Die Verhaltenstherapie erzielt durchaus gute Resultate, wird von den Klienten jedoch oftmals als sehr anstrengend erlebt. Auch ist das Vernachlässigen des konsequenten Übens erlernter Konfrontationstechniken nach bedingter Besserung der Symptomatik oftmals Ursache eines Rückfalls. Zwänge neigen dazu, sich schleichend im Leben wieder breit zu machen. Beständige Achtsamkeit der Betroffenen ist gefragt.

Der hypnotherapeutische Ansatz zielt auf das Bewusstmachen der ursächlichen unbewältigten Emotionen ab und arbeitet entsprechend ursachenorientiert. Im besten Fall und nach entsprechender Bearbeitung werden Zwangsmechanismen im Anschluss nicht mehr gebraucht.
Allerdings kann die Hypnose auch unterstützend zur Verhaltenstherapie eingesetzt werden und beispielsweise in Form der Selbsthypnose als reine Entspannungstechnik Anwendung finden.

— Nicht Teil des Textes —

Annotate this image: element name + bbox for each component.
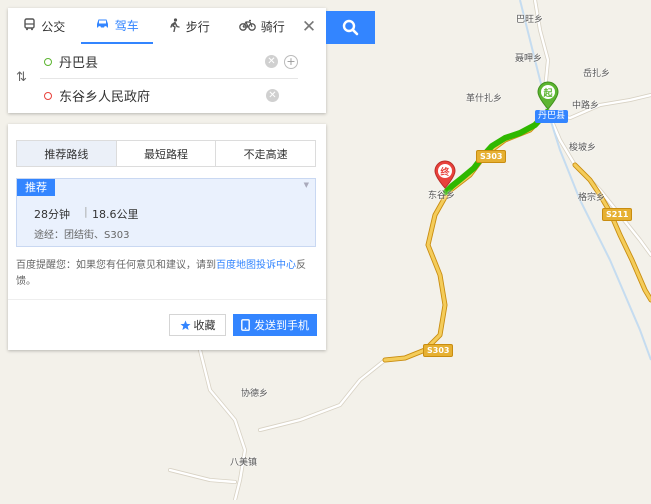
end-dot-icon [44, 91, 52, 100]
route-strategy-tabs: 推荐路线 最短路程 不走高速 [16, 140, 316, 167]
star-icon [180, 320, 190, 330]
collapse-arrow-icon[interactable]: ▼ [304, 181, 309, 189]
map-label-geshenzha: 革什扎乡 [466, 94, 503, 104]
bicycle-icon [238, 19, 256, 34]
tab-recommended-route[interactable]: 推荐路线 [17, 141, 117, 166]
route-option-card[interactable]: 推荐 ▼ 28分钟 | 18.6公里 途经：团结街、S303 [16, 178, 316, 247]
feedback-tip: 百度提醒您：如果您有任何意见和建议，请到百度地图投诉中心反馈。 [16, 258, 318, 290]
map-label-donggu: 东谷乡 [428, 191, 456, 201]
send-to-phone-label: 发送到手机 [254, 319, 309, 332]
map-label-bamei: 八美镇 [230, 458, 258, 468]
tab-walk[interactable]: 步行 [153, 8, 226, 44]
map-label-suopo: 梭坡乡 [569, 143, 597, 153]
tab-avoid-highway[interactable]: 不走高速 [216, 141, 315, 166]
end-point-field[interactable]: 东谷乡人民政府 ✕ [40, 79, 298, 112]
city-label-danba: 丹巴县 [535, 110, 569, 123]
road-shield-s303-south: S303 [423, 344, 454, 357]
recommend-badge: 推荐 [17, 179, 55, 196]
map-label-gezong: 格宗乡 [578, 193, 606, 203]
car-icon [95, 17, 110, 33]
complaint-center-link[interactable]: 百度地图投诉中心 [216, 260, 296, 271]
route-via-roads: 途经：团结街、S303 [34, 230, 130, 241]
tab-bike-label: 骑行 [260, 19, 285, 34]
route-distance: 18.6公里 [92, 208, 139, 221]
tab-walk-label: 步行 [185, 19, 210, 34]
travel-mode-tabs: 公交 驾车 步行 骑行 [8, 8, 298, 44]
road-shield-s303: S303 [476, 150, 507, 163]
map-label-nieha: 聂呷乡 [515, 54, 543, 64]
search-button[interactable] [326, 11, 375, 44]
start-point-field[interactable]: 丹巴县 ✕ + [40, 45, 298, 79]
bus-icon [23, 18, 36, 34]
tab-bike[interactable]: 骑行 [226, 8, 299, 44]
walk-icon [169, 17, 181, 35]
start-point-value[interactable]: 丹巴县 [59, 52, 259, 71]
map-label-bawang: 巴旺乡 [516, 15, 544, 25]
map-label-xiede: 协德乡 [241, 389, 269, 399]
map-label-yuezha: 岳扎乡 [583, 69, 611, 79]
phone-icon [241, 319, 250, 331]
road-shield-s211: S211 [602, 208, 633, 221]
tab-bus-label: 公交 [41, 19, 66, 34]
end-point-value[interactable]: 东谷乡人民政府 [59, 86, 260, 105]
tab-bus[interactable]: 公交 [8, 8, 81, 44]
favorite-button[interactable]: 收藏 [169, 314, 226, 336]
route-result-panel: 推荐路线 最短路程 不走高速 推荐 ▼ 28分钟 | 18.6公里 途经：团结街… [8, 124, 326, 350]
tab-shortest-route[interactable]: 最短路程 [117, 141, 217, 166]
clear-end-icon[interactable]: ✕ [266, 89, 279, 102]
end-marker-label: 终 [440, 168, 450, 178]
close-button[interactable]: ✕ [298, 16, 320, 38]
route-search-panel: 公交 驾车 步行 骑行 ✕ ⇅ 丹巴县 ✕ + 东谷乡人民政府 ✕ [8, 8, 326, 113]
add-waypoint-icon[interactable]: + [284, 54, 298, 69]
swap-icon: ⇅ [16, 70, 27, 85]
tab-drive-label: 驾车 [114, 18, 139, 33]
tip-prefix: 百度提醒您：如果您有任何意见和建议，请到 [16, 260, 216, 271]
route-duration: 28分钟 [34, 208, 70, 221]
favorite-label: 收藏 [193, 319, 216, 332]
send-to-phone-button[interactable]: 发送到手机 [233, 314, 317, 336]
panel-divider [8, 299, 326, 300]
start-marker-label: 起 [543, 89, 553, 99]
search-icon [342, 19, 359, 36]
clear-start-icon[interactable]: ✕ [265, 55, 278, 68]
start-dot-icon [44, 57, 52, 66]
tab-drive[interactable]: 驾车 [80, 8, 153, 44]
swap-route-button[interactable]: ⇅ [16, 70, 27, 85]
route-separator: | [84, 205, 88, 218]
close-icon: ✕ [301, 17, 317, 37]
map-label-zhonglu: 中路乡 [572, 101, 600, 111]
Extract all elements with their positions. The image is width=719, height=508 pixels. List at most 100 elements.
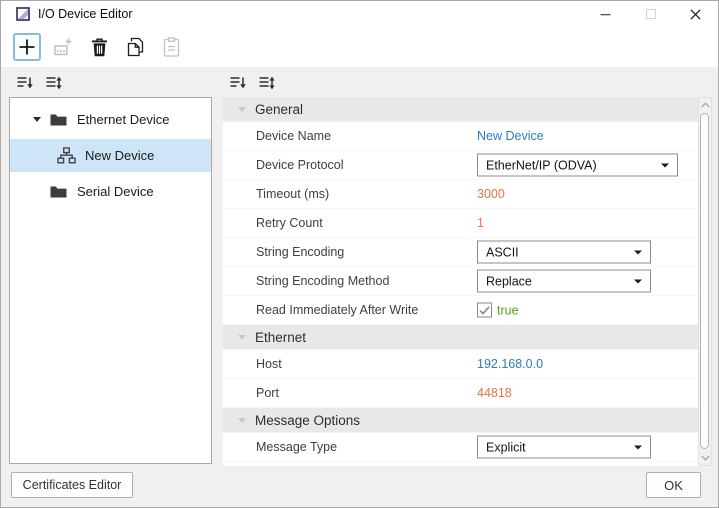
io-device-editor-window: I/O Device Editor (0, 0, 719, 508)
minimize-button[interactable] (583, 1, 628, 27)
tree-item-serial-device[interactable]: Serial Device (10, 175, 211, 208)
tree-item-label: New Device (85, 148, 154, 163)
window-title: I/O Device Editor (38, 7, 132, 21)
section-collapse-icon (238, 107, 246, 112)
property-value: 3000 (477, 187, 505, 201)
expand-all-icon (258, 75, 276, 91)
title-bar: I/O Device Editor (1, 1, 718, 27)
read-immediately-after-write-checkbox[interactable] (477, 303, 492, 318)
property-row-string-encoding-method: String Encoding Method Replace (223, 267, 698, 296)
chevron-down-icon (634, 250, 642, 254)
property-label: Retry Count (256, 216, 323, 230)
property-label: String Encoding Method (256, 274, 389, 288)
property-row-port: Port 44818 (223, 379, 698, 408)
chevron-down-icon (634, 445, 642, 449)
close-icon (690, 9, 701, 20)
property-grid: General Device Name New Device Device Proto… (223, 97, 698, 466)
property-value: EtherNet/IP (ODVA) (477, 154, 678, 177)
tree-item-new-device[interactable]: New Device (10, 139, 211, 172)
timeout-ms-value-field[interactable]: 3000 (477, 187, 505, 201)
expand-all-icon (45, 75, 63, 91)
copy-device-button[interactable] (121, 33, 149, 61)
add-device-group-button (49, 33, 77, 61)
tree-expand-all-button[interactable] (45, 74, 63, 92)
section-header-general[interactable]: General (223, 97, 698, 122)
property-value: Explicit (477, 436, 651, 459)
section-header-ethernet[interactable]: Ethernet (223, 325, 698, 350)
expander-down-icon[interactable] (31, 117, 42, 122)
paste-device-button (157, 33, 185, 61)
checkbox-value-text: true (497, 303, 519, 317)
section-collapse-icon (238, 335, 246, 340)
string-encoding-dropdown[interactable]: ASCII (477, 241, 651, 264)
device-protocol-dropdown[interactable]: EtherNet/IP (ODVA) (477, 154, 678, 177)
property-label: String Encoding (256, 245, 344, 259)
property-row-device-name: Device Name New Device (223, 122, 698, 151)
chevron-up-icon (701, 102, 710, 108)
section-header-message-options[interactable]: Message Options (223, 408, 698, 433)
chevron-down-icon (701, 455, 710, 461)
plus-icon (17, 37, 37, 57)
property-row-host: Host 192.168.0.0 (223, 350, 698, 379)
property-label: Message Type (256, 440, 337, 454)
chevron-down-icon (661, 163, 669, 167)
trash-icon (91, 38, 108, 57)
device-tree: Ethernet Device New Device Serial Device (9, 97, 212, 464)
add-device-button[interactable] (13, 33, 41, 61)
tree-panel-toolbar (16, 74, 63, 92)
ok-button[interactable]: OK (646, 472, 701, 498)
scrollbar-thumb[interactable] (700, 113, 709, 449)
app-icon (16, 7, 30, 21)
property-row-device-protocol: Device Protocol EtherNet/IP (ODVA) (223, 151, 698, 180)
maximize-button (628, 1, 673, 27)
main-toolbar (13, 33, 185, 61)
vertical-scrollbar[interactable] (698, 97, 712, 466)
host-value-field[interactable]: 192.168.0.0 (477, 357, 543, 371)
tree-item-label: Serial Device (77, 184, 154, 199)
section-title: Message Options (255, 413, 360, 428)
section-title: Ethernet (255, 330, 306, 345)
property-label: Read Immediately After Write (256, 303, 418, 317)
property-value: ASCII (477, 241, 651, 264)
retry-count-value-field[interactable]: 1 (477, 216, 484, 230)
dropdown-value: ASCII (486, 245, 519, 259)
property-value: true (477, 303, 519, 318)
property-panel-toolbar (229, 74, 276, 92)
dropdown-value: Explicit (486, 440, 526, 454)
tree-collapse-all-button[interactable] (16, 74, 34, 92)
property-row-timeout-ms: Timeout (ms) 3000 (223, 180, 698, 209)
property-label: Host (256, 357, 282, 371)
section-title: General (255, 102, 303, 117)
property-label: Device Protocol (256, 158, 344, 172)
minimize-icon (600, 9, 611, 20)
folder-icon (49, 113, 68, 126)
scroll-up-button[interactable] (699, 98, 711, 112)
chevron-down-icon (634, 279, 642, 283)
tree-item-ethernet-device[interactable]: Ethernet Device (10, 103, 211, 136)
dropdown-value: EtherNet/IP (ODVA) (486, 158, 597, 172)
folder-icon (49, 185, 68, 198)
property-value: 44818 (477, 386, 512, 400)
delete-device-button[interactable] (85, 33, 113, 61)
scroll-down-button[interactable] (699, 451, 711, 465)
property-value: Replace (477, 270, 651, 293)
port-value-field[interactable]: 44818 (477, 386, 512, 400)
maximize-icon (646, 9, 656, 19)
properties-expand-all-button[interactable] (258, 74, 276, 92)
property-value: 1 (477, 216, 484, 230)
collapse-all-icon (16, 75, 34, 91)
close-button[interactable] (673, 1, 718, 27)
property-row-read-immediately-after-write: Read Immediately After Write true (223, 296, 698, 325)
certificates-editor-button[interactable]: Certificates Editor (11, 472, 133, 498)
window-controls (583, 1, 718, 27)
property-label: Device Name (256, 129, 331, 143)
property-row-retry-count: Retry Count 1 (223, 209, 698, 238)
properties-collapse-all-button[interactable] (229, 74, 247, 92)
string-encoding-method-dropdown[interactable]: Replace (477, 270, 651, 293)
property-label: Timeout (ms) (256, 187, 329, 201)
property-label: Port (256, 386, 279, 400)
tree-item-label: Ethernet Device (77, 112, 170, 127)
device-name-value-field[interactable]: New Device (477, 129, 544, 143)
section-collapse-icon (238, 418, 246, 423)
message-type-dropdown[interactable]: Explicit (477, 436, 651, 459)
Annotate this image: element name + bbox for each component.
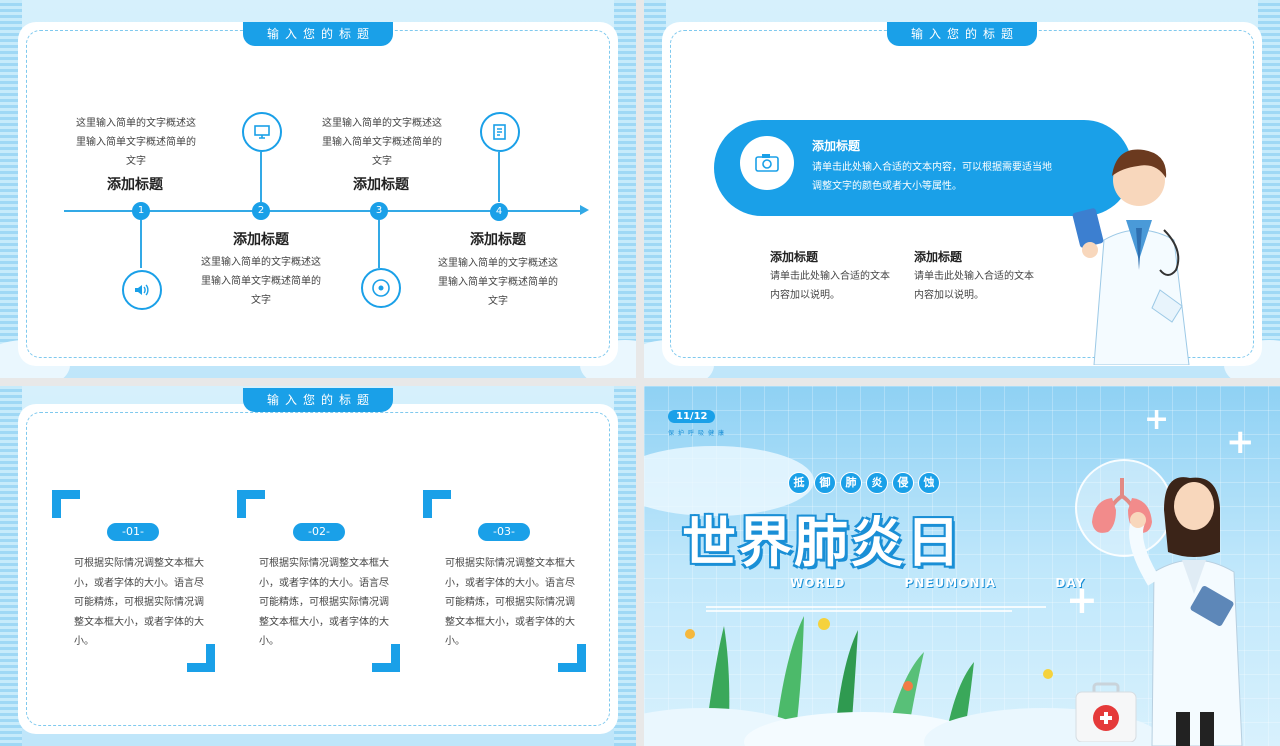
female-doctor-illustration — [1129, 477, 1243, 746]
timeline-head-2: 添加标题 — [233, 232, 289, 248]
slogan-char: 蚀 — [918, 472, 940, 494]
corner-bracket — [372, 644, 400, 672]
column-number-2: -02- — [293, 523, 345, 541]
timeline-head-1: 添加标题 — [107, 177, 163, 193]
stem — [260, 152, 262, 202]
column-number-1: -01- — [107, 523, 159, 541]
sub-heading-2: 添加标题 — [914, 250, 963, 264]
column-text-3: 可根据实际情况调整文本框大小，或者字体的大小。语言尽可能精炼，可根据实际情况调整… — [445, 558, 575, 647]
tiny-subtitle: 保护呼吸健康 — [668, 430, 729, 437]
slide-three-columns[interactable]: 输入您的标题 -01- 可根据实际情况调整文本框大小，或者字体的大小。语言尽可能… — [0, 386, 636, 746]
sub-text-1: 请单击此处输入合适的文本内容加以说明。 — [770, 271, 890, 301]
slide-title-pill[interactable]: 输入您的标题 — [886, 22, 1038, 46]
speaker-icon — [122, 270, 162, 310]
timeline-text-4: 这里输入简单的文字概述这里输入简单文字概述简单的文字 — [438, 258, 558, 307]
corner-bracket — [187, 644, 215, 672]
plus-icon: + — [1144, 402, 1170, 437]
camera-icon — [740, 136, 794, 190]
stem — [140, 220, 142, 268]
slide-title-pill[interactable]: 输入您的标题 — [242, 22, 394, 46]
column-text-1: 可根据实际情况调整文本框大小，或者字体的大小。语言尽可能精炼，可根据实际情况调整… — [74, 558, 204, 647]
banner-text: 请单击此处输入合适的文本内容，可以根据需要适当地调整文字的颜色或者大小等属性。 — [812, 162, 1052, 192]
slide-doctor-intro[interactable]: 输入您的标题 添加标题 请单击此处输入合适的文本内容，可以根据需要适当地调整文字… — [644, 0, 1280, 378]
slogan-char: 肺 — [840, 472, 862, 494]
content-card — [18, 22, 618, 366]
stem — [498, 152, 500, 202]
timeline-head-4: 添加标题 — [470, 232, 526, 248]
slogan-char: 炎 — [866, 472, 888, 494]
cover-title: 世界肺炎日 — [682, 511, 962, 574]
corner-bracket — [52, 490, 80, 518]
disc-icon — [361, 268, 401, 308]
slide-cover[interactable]: 11/12 保护呼吸健康 抵 御 肺 炎 侵 蚀 世界肺炎日 WORLD PNE… — [644, 386, 1280, 746]
sub-heading-1: 添加标题 — [770, 250, 819, 264]
column-number-3: -03- — [478, 523, 530, 541]
date-badge: 11/12 — [668, 410, 716, 423]
timeline-node-4: 4 — [490, 203, 508, 221]
slide-timeline[interactable]: 输入您的标题 这里输入简单的文字概述这里输入简单文字概述简单的文字 添加标题 1… — [0, 0, 636, 378]
slide-title-pill[interactable]: 输入您的标题 — [242, 388, 394, 412]
sub-text-2: 请单击此处输入合适的文本内容加以说明。 — [914, 271, 1034, 301]
timeline-node-3: 3 — [370, 202, 388, 220]
timeline-arrow — [580, 205, 589, 215]
timeline-text-1: 这里输入简单的文字概述这里输入简单文字概述简单的文字 — [76, 118, 196, 167]
corner-bracket — [558, 644, 586, 672]
monitor-icon — [242, 112, 282, 152]
cover-english-title: WORLD PNEUMONIA DAY — [790, 576, 1086, 590]
corner-bracket — [423, 490, 451, 518]
plus-icon: + — [1226, 422, 1255, 462]
stem — [378, 220, 380, 268]
timeline-node-1: 1 — [132, 202, 150, 220]
slogan-char: 抵 — [788, 472, 810, 494]
slogan-char: 御 — [814, 472, 836, 494]
timeline-head-3: 添加标题 — [353, 177, 409, 193]
slogan-char: 侵 — [892, 472, 914, 494]
slogan-row: 抵 御 肺 炎 侵 蚀 — [788, 472, 940, 494]
notebook-icon — [480, 112, 520, 152]
timeline-text-3: 这里输入简单的文字概述这里输入简单文字概述简单的文字 — [322, 118, 442, 167]
column-text-2: 可根据实际情况调整文本框大小，或者字体的大小。语言尽可能精炼，可根据实际情况调整… — [259, 558, 389, 647]
doctor-illustration — [1072, 149, 1190, 365]
timeline-text-2: 这里输入简单的文字概述这里输入简单文字概述简单的文字 — [201, 257, 321, 306]
banner-heading: 添加标题 — [812, 139, 861, 153]
corner-bracket — [237, 490, 265, 518]
timeline-node-2: 2 — [252, 202, 270, 220]
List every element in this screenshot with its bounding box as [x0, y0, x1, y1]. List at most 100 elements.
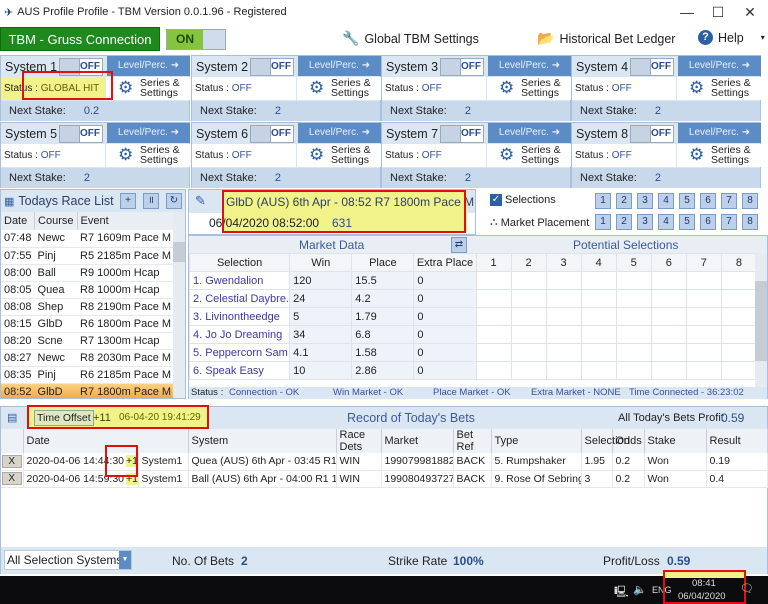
race-row[interactable]: 08:35 Pinj R6 2185m Pace M — [1, 366, 175, 384]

Stress und Burn out/-prophylaxe

Stress – nur ein Schlagwort unserer Zeit? Nein! In einer Stadt wie Frankfurt bist Du beständig äußeren Stressoren ausgesetzt. Lärm, Menschenmassen, überfüllte öffentliche Verkehrsmittel sind beständige Alltagsbegleiter. Hinzu kommen innere Stressoren , die uns zusätzlich unter Druck setzen. Konflikte in der Partnerschaft oder im sozialen Umfeld, Zukunftsängste oder berufliche Unsicherheit, die eigene Erwartungshaltung an uns selbst, um nur einige Beispiele zu nennen. Du weißt ohnehin am besten, was Dich persönlich stresst!
Nun ist es längst kein Geheimnis mehr, dass Stress als Ursache oder Verstärker diverser Probleme und oft auch körperlicher Beschwerden diskutiert und vielfach bereits anerkannt wird.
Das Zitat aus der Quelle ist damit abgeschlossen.